Audio Analytic: 'The Shazam of real-world sounds'
Building a library of sounds is Quayside firm's mission
Audio Analytic is developing a library of sonic events which will allow machines to understand context through sound.
“This is machine listening,” says CEO Chris Mitchell of the firm’s sound recognition technology. “It’s a sub-group of artificial intelligence (AI), in fact it’s a new AI area in itself – getting machines to understand sound.”
The fast-evolving soundbank will make life easier for personal assistants like Amazon’s Alexa, Google’s Home and Microsoft’s Cortana. They need to know what a baby crying sounds like, or breaking glass, or a smoke alarm going off, for their decision-making algorithms. If they can hear and understand the sound of dog barking they’ll be able to develop an appropriate response. If they hear a fire they will play loud music until their owner responds. If a gun goes off (this probably applies more to America than the UK), your virtual help will require a strategy to assist you. So they need to recognise every single possible sonic event – and how they sound mixed together.

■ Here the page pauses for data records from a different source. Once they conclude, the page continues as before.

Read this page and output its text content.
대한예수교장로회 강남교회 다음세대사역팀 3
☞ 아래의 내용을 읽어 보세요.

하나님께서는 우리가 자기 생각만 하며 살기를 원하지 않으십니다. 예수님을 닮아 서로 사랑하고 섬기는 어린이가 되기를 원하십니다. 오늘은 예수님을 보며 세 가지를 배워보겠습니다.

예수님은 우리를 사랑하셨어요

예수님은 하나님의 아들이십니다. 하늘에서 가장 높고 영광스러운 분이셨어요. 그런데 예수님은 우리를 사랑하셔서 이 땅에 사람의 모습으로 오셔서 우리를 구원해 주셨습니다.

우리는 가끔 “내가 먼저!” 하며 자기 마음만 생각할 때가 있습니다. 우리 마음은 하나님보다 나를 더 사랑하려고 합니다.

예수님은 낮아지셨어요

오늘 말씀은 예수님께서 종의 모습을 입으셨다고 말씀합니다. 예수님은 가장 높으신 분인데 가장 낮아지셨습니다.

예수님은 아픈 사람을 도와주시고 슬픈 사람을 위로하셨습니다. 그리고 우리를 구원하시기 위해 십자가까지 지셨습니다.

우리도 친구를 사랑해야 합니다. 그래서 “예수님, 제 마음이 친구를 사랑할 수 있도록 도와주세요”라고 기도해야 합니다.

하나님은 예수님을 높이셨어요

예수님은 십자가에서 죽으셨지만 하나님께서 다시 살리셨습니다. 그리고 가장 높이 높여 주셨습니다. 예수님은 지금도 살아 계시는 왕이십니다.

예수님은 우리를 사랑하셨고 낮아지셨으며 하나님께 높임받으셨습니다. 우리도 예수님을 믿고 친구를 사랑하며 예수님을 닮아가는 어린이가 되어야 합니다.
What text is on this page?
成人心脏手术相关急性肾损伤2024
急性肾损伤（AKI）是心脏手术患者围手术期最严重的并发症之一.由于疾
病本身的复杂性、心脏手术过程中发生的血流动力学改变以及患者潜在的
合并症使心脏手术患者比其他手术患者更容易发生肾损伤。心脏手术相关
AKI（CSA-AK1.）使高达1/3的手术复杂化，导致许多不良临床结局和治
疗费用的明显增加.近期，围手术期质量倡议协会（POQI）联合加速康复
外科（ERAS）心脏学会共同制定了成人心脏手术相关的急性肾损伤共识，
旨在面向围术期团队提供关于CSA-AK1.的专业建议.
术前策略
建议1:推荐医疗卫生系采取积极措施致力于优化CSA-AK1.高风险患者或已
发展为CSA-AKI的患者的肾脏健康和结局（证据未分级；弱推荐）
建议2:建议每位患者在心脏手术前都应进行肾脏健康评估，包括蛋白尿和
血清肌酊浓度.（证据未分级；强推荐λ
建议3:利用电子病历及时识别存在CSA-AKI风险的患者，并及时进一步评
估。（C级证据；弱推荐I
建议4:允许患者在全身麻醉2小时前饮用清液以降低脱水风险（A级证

“No one’s explored the value of sounds to date,” adds Dr Mitchell. “Music yes, but sounds no.”
The project, which began when Quayside-based Audio Analytic was founded in 2010, has made some intriguing discoveries.
“There’s a bird in the south of France that sounds identical to a north American smoke alarm...”
There’s been significant progress in terms of building a speech database, of course, not least from Cambridge-based Speechmatics, which is looking to make speech recognition available in as many of the world’s 7,000 languages as possible. But reading the whole acoustic environment is an equally tall order.
“With AI speech recognition there’s a restriction with what you’re trying to get the machine to understand because of language constraints, but for instance the sound of glass breaking doesn’t have a structured language component so all that AI research is not relevant,” points out Dr Mitchell.
There’s a dearth of language to describe the sonic environment we inhabit, so Audio Analytic has coined or sequestered existing terms to describe the new technology.
“Ideophones are the building blocks that sound is made up from.”
So there we have it, a sonic pixel – an ideophone.
“It’s phonemes for speech, ideophones for sound – at least that’s our word,” says Dr Mitchell, who has a PhD in sound information systems and signal processing from Anglia Ruskin University. “It’s in the Oxford English Dictionary but for a slightly different meaning – for artistic impressions. We define it as the building blocks that make up all definitions of sound as opposed to speech.
“At an engineering level ideophones are translatable into onomatopoeic words like ‘bang’, ‘crash’ or ‘oink’ – actually Japan has far more words in this sphere...”
Audio Analytic involves a Cambridge crew of 35, plus one other based in California. There are four engineering teams: product, laboratory, data and IT/support. A quick look round the busy studio and yes, there are people who have audio clips on their screen, comparing them to others. I meet Neil Cooper, VP marketing communications. A year ago Neil was a brand director at Arm. “I left because this was too good an opportunity,” he says.
Audio Analytic sells into 65 countries. The firm’s software framework is called ai3: it allows gadgets to make sense of the audio environment around them in real time. Partners include Arm, Intel, Hive (which is being developed by Centrica, formerly British Gas) and Bragi.
“Our goal is to build a world of sounds,” Dr Mitchell says. “When children learn to talk they get some words to start with, and they add to that. The same is true for sound – after 40 or 50 sounds we then think they have a sense of hearing. Bloomberg called it ‘the Shazam for real-world sounds’ and I think that’s fair.”
After his PhD, Dr Mitchell received a prestigious Kauffman/NCGE Fellowship to investigate the commercial implications of his research, which included attending Harvard Business School and a short spell with Cisco Systems in San Jose, USA. How did he find Silicon Valley? “Very enjoyable.”
Smart computers are being embedded in the home, in the car, and in every other aspect of everyday life: Audio Analytic will ensure it’s a meaningful experience for all parties each time.